Measure on the reduced Borel field of subsets of the Cantor space

Question

Let $X=2^\omega$ be the Cantor space, $B(X)$ the Borel field of $X$, and $M(X)$ the $\sigma$-ideal of meager subsets of $X$. Is it possible to define a measure on $B(X)/M(X)$?

Answer 1

No. The proof is essentially the same as the proof that there are meager sets of positive measure with respect to Lebesgue measure.

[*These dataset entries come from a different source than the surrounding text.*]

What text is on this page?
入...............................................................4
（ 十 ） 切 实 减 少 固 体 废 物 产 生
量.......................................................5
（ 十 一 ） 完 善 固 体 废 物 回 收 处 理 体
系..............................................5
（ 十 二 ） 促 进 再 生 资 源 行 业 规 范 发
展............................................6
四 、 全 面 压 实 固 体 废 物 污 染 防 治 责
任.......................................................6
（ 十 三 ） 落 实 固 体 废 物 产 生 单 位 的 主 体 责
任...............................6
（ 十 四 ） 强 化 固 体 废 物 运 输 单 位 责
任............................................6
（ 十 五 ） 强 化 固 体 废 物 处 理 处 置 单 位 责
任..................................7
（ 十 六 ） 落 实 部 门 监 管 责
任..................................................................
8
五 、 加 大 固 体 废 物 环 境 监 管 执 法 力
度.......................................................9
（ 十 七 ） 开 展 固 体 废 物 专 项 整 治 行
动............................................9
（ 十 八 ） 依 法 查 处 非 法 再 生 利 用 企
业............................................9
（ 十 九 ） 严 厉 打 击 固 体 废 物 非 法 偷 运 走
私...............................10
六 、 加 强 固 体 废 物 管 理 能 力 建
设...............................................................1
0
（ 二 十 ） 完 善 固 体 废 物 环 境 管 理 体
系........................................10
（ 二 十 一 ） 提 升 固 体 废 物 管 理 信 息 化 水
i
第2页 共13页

In detail, if $\mu$ is a measure on $B(X)/M(X)$, we can consider $\mu$ as a measure on $B(X)$ which vanishes on all meager sets. Now let $\{q_n:n\in\mathbb{N}\}$ be a countable dense subset of $X$. For each $n$, $\{q_n\}$ is meager and so must have measure $0$. Picking a sequence of open neighborhoods $U_m$ of $q_n$ with $\bigcap_m U_m=\{q_n\}$, we must have $\mu(U_m)\to 0$. In particular, we can pick $m$ such that $\mu(U_m)<2^{-n-1}$. Let us write $V_n$ for this chosen $U_m$.

Now let $V=\bigcup_n V_n$. Since $q_n\in V$ for all $n$, $V$ is an open dense set, and $X\setminus V$ is meager. But $\mu(V)\leq\sum_n\mu(V_n)<\sum_n 2^{-n-1}<1$, so $\mu(X\setminus V)>0$. This is a contradiction, and so no such $\mu$ can exist.